Les principaux objectifs de l’accord de Cotonou sont la réduction et, à terme, l’éradication de la pauvreté et l'intégration progressive des États d’Afrique, des Caraïbes et du Pacifique (ACP) dans l’économie mondiale, tout en respectant les objectifs du développement durable.

ACTE

Accord 2000/483/CE de partenariat entre les membres du groupe des États d'Afrique, des Caraïbes et du Pacifique, d'une part, et la Communauté européenne et ses États membres, d'autre part, signé à Cotonou le 23 juin 2000.

SYNTHÈSE

Cadre général

L’accord de Cotonou offre un cadre aux relations de coopération de l’Union européenne (EU), pour le développement économique, social et culturel des pays d’Afrique, des Caraïbes et du Pacifique (ACP).

Centrée sur l’objectif de réduction, et à terme d’éradication, de la pauvreté, la coopération doit également contribuer à la paix et à la sécurité, à la stabilité politique et démocratique des pays ACP. Dans ce contexte, les partenaires de l’accord agissent conjointement pour atteindre progressivement les objectifs du millénaire pour le développement (OMD).
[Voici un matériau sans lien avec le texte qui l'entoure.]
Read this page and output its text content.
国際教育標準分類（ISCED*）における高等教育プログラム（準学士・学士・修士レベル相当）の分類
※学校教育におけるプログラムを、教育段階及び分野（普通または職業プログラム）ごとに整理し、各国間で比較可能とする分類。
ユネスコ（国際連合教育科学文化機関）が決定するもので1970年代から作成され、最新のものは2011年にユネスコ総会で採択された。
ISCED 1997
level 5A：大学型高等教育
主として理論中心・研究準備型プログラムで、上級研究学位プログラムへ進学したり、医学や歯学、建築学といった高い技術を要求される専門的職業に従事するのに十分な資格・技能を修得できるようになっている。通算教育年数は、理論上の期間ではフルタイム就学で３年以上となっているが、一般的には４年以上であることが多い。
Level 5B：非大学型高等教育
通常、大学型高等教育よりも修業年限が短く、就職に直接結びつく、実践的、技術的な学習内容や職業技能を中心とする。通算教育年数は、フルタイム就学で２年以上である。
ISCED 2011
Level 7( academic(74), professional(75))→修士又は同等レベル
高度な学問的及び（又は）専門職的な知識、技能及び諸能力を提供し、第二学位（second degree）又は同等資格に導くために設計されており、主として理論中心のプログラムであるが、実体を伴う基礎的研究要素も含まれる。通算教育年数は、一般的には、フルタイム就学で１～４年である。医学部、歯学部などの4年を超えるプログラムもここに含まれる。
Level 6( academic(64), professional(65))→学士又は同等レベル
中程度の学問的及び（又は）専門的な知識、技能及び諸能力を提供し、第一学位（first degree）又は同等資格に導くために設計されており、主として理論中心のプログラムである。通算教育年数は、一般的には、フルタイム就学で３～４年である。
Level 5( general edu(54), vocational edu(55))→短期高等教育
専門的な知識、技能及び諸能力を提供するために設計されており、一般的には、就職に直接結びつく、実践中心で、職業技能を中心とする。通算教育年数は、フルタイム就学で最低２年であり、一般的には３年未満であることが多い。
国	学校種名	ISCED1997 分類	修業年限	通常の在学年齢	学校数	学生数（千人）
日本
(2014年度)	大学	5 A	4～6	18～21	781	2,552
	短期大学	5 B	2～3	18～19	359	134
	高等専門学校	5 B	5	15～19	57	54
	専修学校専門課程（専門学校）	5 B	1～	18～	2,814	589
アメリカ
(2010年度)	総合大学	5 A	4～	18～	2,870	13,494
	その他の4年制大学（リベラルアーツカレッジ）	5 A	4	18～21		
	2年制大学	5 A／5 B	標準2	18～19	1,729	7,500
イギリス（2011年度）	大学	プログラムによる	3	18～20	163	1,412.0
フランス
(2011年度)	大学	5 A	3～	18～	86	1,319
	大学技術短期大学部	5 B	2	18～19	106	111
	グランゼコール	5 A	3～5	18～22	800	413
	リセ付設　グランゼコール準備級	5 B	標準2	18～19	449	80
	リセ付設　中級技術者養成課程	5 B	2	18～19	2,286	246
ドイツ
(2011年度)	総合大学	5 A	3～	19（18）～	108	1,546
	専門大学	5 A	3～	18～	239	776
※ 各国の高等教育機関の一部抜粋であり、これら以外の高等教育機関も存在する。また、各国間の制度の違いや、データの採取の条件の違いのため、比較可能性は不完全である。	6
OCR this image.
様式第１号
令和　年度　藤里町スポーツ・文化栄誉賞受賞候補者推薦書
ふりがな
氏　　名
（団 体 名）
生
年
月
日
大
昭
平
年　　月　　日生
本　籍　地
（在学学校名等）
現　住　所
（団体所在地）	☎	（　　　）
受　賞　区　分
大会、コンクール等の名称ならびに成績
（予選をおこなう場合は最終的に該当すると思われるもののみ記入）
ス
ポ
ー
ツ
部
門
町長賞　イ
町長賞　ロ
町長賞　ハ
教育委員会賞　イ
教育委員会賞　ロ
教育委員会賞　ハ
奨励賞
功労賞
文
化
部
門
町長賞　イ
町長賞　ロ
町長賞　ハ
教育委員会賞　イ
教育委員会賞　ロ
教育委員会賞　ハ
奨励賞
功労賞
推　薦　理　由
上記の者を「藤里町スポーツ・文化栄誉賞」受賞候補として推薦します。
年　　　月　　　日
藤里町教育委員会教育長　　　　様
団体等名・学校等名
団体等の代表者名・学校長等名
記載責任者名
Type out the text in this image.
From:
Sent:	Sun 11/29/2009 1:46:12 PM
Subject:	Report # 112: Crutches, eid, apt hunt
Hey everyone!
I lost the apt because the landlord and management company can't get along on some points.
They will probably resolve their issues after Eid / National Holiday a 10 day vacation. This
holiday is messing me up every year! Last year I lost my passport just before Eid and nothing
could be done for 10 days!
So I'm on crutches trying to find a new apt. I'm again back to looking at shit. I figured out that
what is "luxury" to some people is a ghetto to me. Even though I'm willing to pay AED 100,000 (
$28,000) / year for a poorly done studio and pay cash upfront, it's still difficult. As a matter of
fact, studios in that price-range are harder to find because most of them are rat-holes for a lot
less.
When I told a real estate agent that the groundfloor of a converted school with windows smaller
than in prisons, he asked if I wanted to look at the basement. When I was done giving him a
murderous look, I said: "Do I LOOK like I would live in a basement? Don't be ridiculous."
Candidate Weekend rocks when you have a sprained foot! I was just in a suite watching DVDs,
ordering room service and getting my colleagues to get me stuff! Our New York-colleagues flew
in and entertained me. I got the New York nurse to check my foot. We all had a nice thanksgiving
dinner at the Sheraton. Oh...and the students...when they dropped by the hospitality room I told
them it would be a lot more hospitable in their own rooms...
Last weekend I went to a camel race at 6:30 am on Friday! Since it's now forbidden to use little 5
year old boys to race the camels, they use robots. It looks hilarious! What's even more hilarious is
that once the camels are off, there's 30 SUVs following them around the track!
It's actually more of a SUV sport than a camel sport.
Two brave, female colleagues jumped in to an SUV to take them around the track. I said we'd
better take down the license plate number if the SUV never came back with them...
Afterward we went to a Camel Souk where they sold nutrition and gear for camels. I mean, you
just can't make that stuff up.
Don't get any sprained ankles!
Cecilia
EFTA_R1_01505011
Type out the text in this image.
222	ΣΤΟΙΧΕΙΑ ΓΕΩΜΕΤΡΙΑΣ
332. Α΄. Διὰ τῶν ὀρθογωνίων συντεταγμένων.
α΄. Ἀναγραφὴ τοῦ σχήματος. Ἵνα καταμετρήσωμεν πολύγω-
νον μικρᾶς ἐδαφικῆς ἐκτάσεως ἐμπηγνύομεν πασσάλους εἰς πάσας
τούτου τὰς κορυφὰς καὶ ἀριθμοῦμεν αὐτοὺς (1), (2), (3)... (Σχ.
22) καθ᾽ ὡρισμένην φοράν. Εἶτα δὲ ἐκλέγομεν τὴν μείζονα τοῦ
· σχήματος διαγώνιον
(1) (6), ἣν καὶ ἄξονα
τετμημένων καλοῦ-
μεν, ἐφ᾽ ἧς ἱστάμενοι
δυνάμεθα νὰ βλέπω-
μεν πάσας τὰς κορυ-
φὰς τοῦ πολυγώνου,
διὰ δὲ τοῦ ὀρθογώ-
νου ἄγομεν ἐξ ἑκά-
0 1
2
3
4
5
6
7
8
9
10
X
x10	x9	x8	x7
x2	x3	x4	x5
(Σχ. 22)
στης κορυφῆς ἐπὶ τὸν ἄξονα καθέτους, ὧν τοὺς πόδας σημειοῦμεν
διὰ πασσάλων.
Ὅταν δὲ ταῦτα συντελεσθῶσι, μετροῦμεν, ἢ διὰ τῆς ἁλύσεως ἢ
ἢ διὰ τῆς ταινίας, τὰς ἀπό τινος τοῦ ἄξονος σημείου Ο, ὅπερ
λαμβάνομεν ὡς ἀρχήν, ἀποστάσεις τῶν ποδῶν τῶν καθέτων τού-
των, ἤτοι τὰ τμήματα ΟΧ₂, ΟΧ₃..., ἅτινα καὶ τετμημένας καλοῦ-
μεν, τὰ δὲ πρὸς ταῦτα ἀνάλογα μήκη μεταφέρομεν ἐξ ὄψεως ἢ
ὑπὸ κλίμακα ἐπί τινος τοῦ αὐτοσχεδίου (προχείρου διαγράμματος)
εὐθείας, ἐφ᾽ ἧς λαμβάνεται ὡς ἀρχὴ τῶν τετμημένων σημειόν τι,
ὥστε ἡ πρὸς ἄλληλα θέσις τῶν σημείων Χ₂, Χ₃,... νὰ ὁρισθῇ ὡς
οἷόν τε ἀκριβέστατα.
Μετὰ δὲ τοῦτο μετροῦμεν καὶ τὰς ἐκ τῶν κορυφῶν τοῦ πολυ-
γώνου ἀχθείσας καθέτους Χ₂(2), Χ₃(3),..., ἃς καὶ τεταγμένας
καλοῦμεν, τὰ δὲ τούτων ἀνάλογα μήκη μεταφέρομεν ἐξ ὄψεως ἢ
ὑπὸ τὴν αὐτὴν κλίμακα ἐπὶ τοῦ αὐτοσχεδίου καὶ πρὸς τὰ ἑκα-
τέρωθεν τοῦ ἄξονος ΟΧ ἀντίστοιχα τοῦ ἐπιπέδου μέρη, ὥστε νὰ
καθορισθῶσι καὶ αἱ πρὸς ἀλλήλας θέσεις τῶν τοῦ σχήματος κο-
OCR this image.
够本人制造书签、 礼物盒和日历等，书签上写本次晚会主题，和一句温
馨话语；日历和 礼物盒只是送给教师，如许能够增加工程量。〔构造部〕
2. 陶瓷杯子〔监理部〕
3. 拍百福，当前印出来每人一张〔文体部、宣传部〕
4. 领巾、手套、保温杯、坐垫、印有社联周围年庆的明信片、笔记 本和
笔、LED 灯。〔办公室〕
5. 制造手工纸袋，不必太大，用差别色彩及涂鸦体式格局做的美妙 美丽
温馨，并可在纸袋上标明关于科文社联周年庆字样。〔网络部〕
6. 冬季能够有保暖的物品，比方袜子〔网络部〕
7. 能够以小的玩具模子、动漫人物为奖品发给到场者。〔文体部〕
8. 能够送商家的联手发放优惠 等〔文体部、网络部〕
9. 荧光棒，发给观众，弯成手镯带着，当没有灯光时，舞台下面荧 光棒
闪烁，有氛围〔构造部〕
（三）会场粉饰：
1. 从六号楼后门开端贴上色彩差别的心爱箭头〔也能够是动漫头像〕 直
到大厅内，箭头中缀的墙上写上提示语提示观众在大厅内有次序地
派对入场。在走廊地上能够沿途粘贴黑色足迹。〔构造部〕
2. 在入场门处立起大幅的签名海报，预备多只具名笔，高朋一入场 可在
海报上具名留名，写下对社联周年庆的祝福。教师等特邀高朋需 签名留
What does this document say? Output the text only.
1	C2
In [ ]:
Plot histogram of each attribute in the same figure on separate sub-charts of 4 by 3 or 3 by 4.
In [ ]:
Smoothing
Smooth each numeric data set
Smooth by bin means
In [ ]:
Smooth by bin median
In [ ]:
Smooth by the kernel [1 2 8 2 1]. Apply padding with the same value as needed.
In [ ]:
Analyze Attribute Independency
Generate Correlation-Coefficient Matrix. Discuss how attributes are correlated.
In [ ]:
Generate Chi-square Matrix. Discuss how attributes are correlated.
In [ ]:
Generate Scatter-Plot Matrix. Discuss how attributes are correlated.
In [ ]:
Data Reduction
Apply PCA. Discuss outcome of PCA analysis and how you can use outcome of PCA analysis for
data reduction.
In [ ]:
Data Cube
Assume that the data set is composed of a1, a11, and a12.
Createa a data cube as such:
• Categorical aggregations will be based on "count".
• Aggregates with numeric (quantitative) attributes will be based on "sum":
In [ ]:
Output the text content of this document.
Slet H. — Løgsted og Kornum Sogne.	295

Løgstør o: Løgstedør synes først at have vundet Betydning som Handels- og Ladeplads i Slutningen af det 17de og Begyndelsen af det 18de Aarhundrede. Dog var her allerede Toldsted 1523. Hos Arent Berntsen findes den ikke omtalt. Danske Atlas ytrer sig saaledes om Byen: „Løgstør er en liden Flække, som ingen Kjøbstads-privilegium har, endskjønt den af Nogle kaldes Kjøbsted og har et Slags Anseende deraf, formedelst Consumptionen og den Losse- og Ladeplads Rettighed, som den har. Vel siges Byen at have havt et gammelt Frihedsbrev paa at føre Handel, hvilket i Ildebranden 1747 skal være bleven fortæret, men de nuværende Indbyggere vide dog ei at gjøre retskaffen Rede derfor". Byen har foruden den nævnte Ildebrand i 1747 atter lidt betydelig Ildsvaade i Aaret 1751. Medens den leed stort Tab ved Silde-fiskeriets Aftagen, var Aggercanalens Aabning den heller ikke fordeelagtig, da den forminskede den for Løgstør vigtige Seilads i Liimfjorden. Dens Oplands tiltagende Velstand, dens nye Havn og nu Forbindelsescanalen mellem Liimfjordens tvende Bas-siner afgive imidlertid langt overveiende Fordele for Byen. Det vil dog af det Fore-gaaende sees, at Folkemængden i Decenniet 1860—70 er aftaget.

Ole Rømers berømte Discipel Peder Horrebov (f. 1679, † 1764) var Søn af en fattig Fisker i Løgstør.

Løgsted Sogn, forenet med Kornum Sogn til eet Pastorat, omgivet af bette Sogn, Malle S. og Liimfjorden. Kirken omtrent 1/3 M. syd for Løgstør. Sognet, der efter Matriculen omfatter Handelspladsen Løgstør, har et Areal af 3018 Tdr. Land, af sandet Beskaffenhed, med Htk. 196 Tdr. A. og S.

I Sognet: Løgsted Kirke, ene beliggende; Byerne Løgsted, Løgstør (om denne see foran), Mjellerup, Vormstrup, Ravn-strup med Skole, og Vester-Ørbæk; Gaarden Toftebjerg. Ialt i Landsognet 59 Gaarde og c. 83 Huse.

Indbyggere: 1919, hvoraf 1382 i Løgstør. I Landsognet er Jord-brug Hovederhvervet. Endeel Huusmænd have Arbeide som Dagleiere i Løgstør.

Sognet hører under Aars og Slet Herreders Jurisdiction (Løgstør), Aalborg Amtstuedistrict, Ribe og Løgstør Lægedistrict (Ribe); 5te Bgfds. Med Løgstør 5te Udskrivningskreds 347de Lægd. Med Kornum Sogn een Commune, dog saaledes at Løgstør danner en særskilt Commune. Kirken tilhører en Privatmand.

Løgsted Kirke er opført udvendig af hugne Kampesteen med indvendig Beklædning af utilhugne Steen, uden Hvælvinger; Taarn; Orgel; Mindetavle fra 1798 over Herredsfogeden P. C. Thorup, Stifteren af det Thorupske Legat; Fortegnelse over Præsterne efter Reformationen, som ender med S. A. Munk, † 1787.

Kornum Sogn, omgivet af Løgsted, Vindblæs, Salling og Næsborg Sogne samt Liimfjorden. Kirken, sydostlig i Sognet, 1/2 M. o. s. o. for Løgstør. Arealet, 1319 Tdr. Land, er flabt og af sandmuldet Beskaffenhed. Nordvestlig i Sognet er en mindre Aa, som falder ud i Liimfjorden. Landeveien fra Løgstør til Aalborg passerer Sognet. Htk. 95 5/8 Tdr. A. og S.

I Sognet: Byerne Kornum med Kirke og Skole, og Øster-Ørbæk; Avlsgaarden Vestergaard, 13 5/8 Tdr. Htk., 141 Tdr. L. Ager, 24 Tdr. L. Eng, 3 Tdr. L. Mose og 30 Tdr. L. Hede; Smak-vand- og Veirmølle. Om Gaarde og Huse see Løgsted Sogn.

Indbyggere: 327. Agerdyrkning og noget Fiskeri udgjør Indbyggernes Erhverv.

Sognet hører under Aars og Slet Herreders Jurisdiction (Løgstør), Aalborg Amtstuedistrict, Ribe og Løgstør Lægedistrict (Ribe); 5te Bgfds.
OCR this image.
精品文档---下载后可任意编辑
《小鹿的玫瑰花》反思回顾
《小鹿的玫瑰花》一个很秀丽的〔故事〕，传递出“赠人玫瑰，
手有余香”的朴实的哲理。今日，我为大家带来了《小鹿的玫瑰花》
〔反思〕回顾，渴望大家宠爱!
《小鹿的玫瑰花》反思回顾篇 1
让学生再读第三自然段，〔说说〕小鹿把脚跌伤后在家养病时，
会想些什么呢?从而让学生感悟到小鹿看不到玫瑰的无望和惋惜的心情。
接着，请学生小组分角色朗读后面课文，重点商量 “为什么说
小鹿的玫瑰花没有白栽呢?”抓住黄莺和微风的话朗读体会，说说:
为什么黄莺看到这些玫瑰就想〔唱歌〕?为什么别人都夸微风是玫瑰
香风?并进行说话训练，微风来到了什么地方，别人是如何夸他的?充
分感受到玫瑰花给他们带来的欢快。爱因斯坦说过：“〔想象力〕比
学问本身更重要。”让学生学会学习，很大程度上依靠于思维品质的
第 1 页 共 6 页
L’accord de Cotonou est fondé sur l’égalité des partenaires et l’appropriation des stratégies de développement. Signé le 23 juin 2000 pour une durée de 20 ans, il peut être révisé tous les cinq ans.

Dimension politique

L’accord a une dimension politique forte, qui se traduit notamment par:

  • un dialogue politique régulier, visant à renforcer la coopération et à promouvoir un système de multilatéralisme effectif;
  • des politiques de consolidation de la paix, de prévention et de résolution des conflits. Dans ce domaine, le partenariat se concentre sur les initiatives régionales et sur le renforcement des capacités locales, mais aussi sur l’implication des organisations régionales telle que l’Union africaine;
  • la promotion des droits de l'homme, des principes démocratiques basés sur l'État de droit, de la gestion transparente et responsable des affaires publiques. Une nouvelle procédure a été développée en cas de violation de ces éléments en mettant l’accent sur la responsabilité de l’État concerné;
  • l’identification de questions d’intérêt commun, liées aux problématiques générales (intégration régionale) ou spécifiques (commerce, dépenses militaires, drogues, crime organisé, travail des enfants, discrimination);
  • l’élaboration de stratégies de coopération, y compris l’agenda pour l’efficacité de l’aide, les politiques sectorielles concernant l’environnement, le changement climatique, l’égalité hommes femmes et les migrations;
  • l'attention portée au thème de la sécurité, notamment concernant la lutte contre la prolifération des armes de destruction massive, la Cour pénale internationale et la coopération internationale en matière de lutte contre le terrorisme et les trafics illicites.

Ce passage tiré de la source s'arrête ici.